Mihkel Mutt (born 18 February 1953), also known as Muti Miki, is an Estonian writer, essayist, columnist and editor.

==Life==
Mutt was born in Tartu. He is the son of linguist and translator Oleg Mutt and the grandson of military colonel and diplomat Victor Mutt. Mutt studied philology and journalism at the University of Tartu from 1971 to 1976. After completing his studies, he was an editor at a publishing house and for various literary journals until 1987. After he worked two years as a dramatist at a youth theater (Noorsooteater). Between 1990/91 Mutt was the head of the Information Department in the Estonian Ministry of Foreign Affairs.
1992-93 he worked for weekly newspapers Eesti Ekspress and Eesti Aeg and the daily Hommikuleht. He also wrote scripts for TV-series.
Mihkel Mutt was a member of the literary cooperative "Kupar" that was founded in 1987 by ten writers as the first non-state publishing house in the former Soviet Union.
From 1992 to 1999 he was the president of PEN Estonia

From 1997 to 2005 Mutt headed the cultural journal Sirp. He has been the editor-in-chief of Estonia's foremost literary magazine Looming 2005-2016.

==Works==

Mihkel Mutt made his name as a theatre and literary critic and satirist in the early 1970s. His first short stories were published at the end of the decade and his first book came out in 1980.
His early prose is characterized by irony and satire. His novels deal with socio-cultural and interpersonal issues, marriage problems, etc. Many of his characters are urban intellectuals or artistically inclined dropouts.
In his latest novels, he has documented the arrival of the free-market economy and open society in Estonia and their impact on various social groups.
Beside novels and stories, he has published travel books and books for children and continued as a prolific cultural critic.
After the restoration of Estonia's independence he started writing columns for various newspapers (mainly about social issues and world politics).
He has translated angloamerican authors for the stage (A.Wesker, T.Stoppard, E.O'Neill, D.Pownall, etc.)

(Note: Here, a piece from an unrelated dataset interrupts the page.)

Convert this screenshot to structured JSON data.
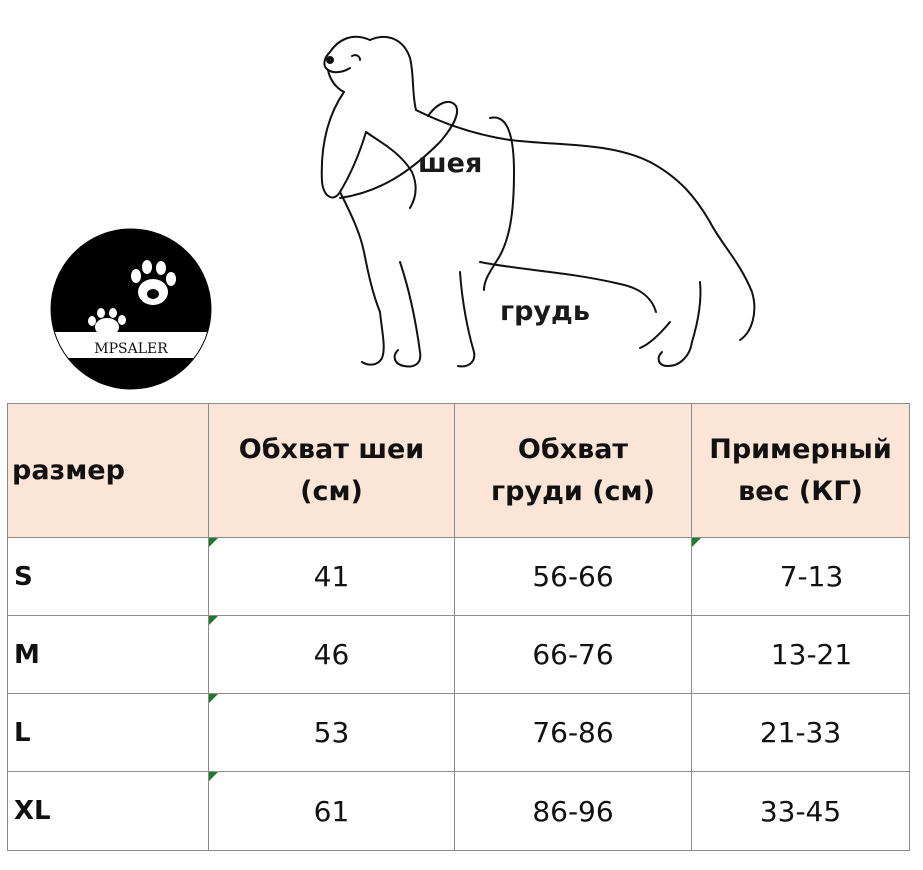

He has been awarded with the Tuglas' Prize (for the best short story of the year in 1981 and 2007) and has twice received the Virumaa Literature Prize for the best historical novel of the year (in 1994 for Rahvusvaheline mees), describing Estonia's pursuit for international recognition, and Kooparahvas läheb ajalukku, which looks back at the past half a century in Estonia's history.

Among his books are 7 novels, 5 short story collections, 2 children's books, 2 travel diaries, 5 volumes of essays and criticism, 6 volumes of memoires and a play.

Among the most important:

- Fabiani õpilane (Fabian's Pupil). 1980. Stories.
- Hiired tuules (Mice in the Wind). 1982. Novel.
- Näärivana (Father Frost). 1986. Children's book.
- Kolm korda Aasias (Three Times to Asia). 1990. Travelogues.
- Pingviin ja raisakass (Penguin and Scavenger Cat). 1992. Novel.
- Rahvusvaheline mees (The International Man). 1994. Novel.
- Muti tabloid (Mutt's tabloid). 2000 Essays and criticism.
- Siseemigrant (Inside-emigrant). 2007. Stories.
- Kooparahvas läheb ajalukku (The Cavemen Chronicle). 2012. Novel.
- Õhtumaa Eesti (Estonia of the Western World). 2014. Essays and criticism.

==Personal==

Mihkel Mutt's father was the English philologist and translator Oleg Mutt. His grandfather Victor Mutt was a field officer and diplomat (Estonian Consul General in New York 1926-32). His uncle was the biochemist Viktor Mutt at Karolinska Institute in Stockholm.

He has been married to the visual artist Tiina Tammetalu since 1991.